Governance in a public blockchain can be either on-chain as in Tezos or off-chain as in Bitcoin and Ethereum. In off-chain governance, lack of participation by the users during voting on novel proposal changes makes the governance process somewhat centralised with the founders or stakeholders taking decisions, defying the fallacy of power in the hands of the users. However, on-chain governance seeks to improve and remove this by inculcating voting as a part of the code in the blockchain. In contrast to this, permissioned blockchains can function as existing technology firms having their own governing body to take decisions, supplemented by inputs from the users.
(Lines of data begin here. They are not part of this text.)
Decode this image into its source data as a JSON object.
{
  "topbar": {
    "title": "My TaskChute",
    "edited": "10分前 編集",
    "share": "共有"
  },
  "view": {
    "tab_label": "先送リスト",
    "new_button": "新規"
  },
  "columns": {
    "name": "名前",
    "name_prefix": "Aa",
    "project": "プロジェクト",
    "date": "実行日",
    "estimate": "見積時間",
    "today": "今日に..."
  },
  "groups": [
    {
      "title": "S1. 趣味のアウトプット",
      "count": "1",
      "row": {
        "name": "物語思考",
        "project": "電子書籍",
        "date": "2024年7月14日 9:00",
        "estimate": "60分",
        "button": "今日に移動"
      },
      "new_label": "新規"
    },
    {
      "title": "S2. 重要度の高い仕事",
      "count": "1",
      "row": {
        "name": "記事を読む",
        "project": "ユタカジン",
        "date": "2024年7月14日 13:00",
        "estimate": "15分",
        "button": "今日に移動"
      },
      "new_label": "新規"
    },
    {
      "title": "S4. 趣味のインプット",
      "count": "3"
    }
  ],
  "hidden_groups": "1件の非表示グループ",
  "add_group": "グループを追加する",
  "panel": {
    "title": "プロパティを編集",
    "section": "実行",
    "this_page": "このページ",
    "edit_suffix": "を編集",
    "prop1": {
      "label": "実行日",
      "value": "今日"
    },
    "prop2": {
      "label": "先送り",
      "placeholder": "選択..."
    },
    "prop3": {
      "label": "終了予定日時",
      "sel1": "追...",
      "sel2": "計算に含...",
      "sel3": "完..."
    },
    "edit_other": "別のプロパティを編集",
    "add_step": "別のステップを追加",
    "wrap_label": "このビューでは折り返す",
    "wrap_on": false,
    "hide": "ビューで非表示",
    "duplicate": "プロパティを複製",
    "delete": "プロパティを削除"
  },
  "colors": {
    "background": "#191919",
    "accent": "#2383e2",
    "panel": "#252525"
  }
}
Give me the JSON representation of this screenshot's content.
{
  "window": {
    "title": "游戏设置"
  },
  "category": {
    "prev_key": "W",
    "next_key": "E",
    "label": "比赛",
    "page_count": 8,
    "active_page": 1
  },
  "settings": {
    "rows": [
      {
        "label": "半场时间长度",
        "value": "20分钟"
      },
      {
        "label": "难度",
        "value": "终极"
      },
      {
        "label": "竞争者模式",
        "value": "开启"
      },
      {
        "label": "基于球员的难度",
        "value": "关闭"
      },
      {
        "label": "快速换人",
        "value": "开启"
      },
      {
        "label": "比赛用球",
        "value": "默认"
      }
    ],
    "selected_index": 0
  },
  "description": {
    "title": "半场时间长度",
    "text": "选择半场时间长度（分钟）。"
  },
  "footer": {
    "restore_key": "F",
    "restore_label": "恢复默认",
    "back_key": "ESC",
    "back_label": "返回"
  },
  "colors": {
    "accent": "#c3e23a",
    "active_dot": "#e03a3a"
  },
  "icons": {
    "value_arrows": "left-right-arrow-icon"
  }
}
They can also imitate the on-chain or off-chain governance processes.


This is a vital functionality when it comes to compliance to Anti-Money Laundering and Countering the Financing of Terrorism (AML/ CFT) obligations. Any financial institution that embarks on using public blockchain would need to implement its own KYC solution to cater to this need. This would entail additional costs apart from the transaction fee that the users would pay. In a permissioned blockchain, the transaction fee and KYC procedures can be managed together to take a just fee from the user but no such combined control exists when using a public blockchain.

In assessment of the above-highlighted characteristics, public blockchains cannot be deemed to be robust for all kinds of financial dealings but can prove to be a panacea when the need for public disclosure of any information exists. Public blockchain ensures immutability and non-repudiation for the publicly disclosed information. However, for those financial organisations who seek immutability without delving into the complexity of dealing with the nuances of deploying a blockchain-based solution, Microsoft has come forward with the concept of immutable Azure Blob storage. This storage blob can be considered to be equivalent to a permissioned blockchain platform in terms of immutability. Hybrid solutions can always exist between legacy systems and a public blockchain but relevant expertise to implement such technical solutions is a scarce resource.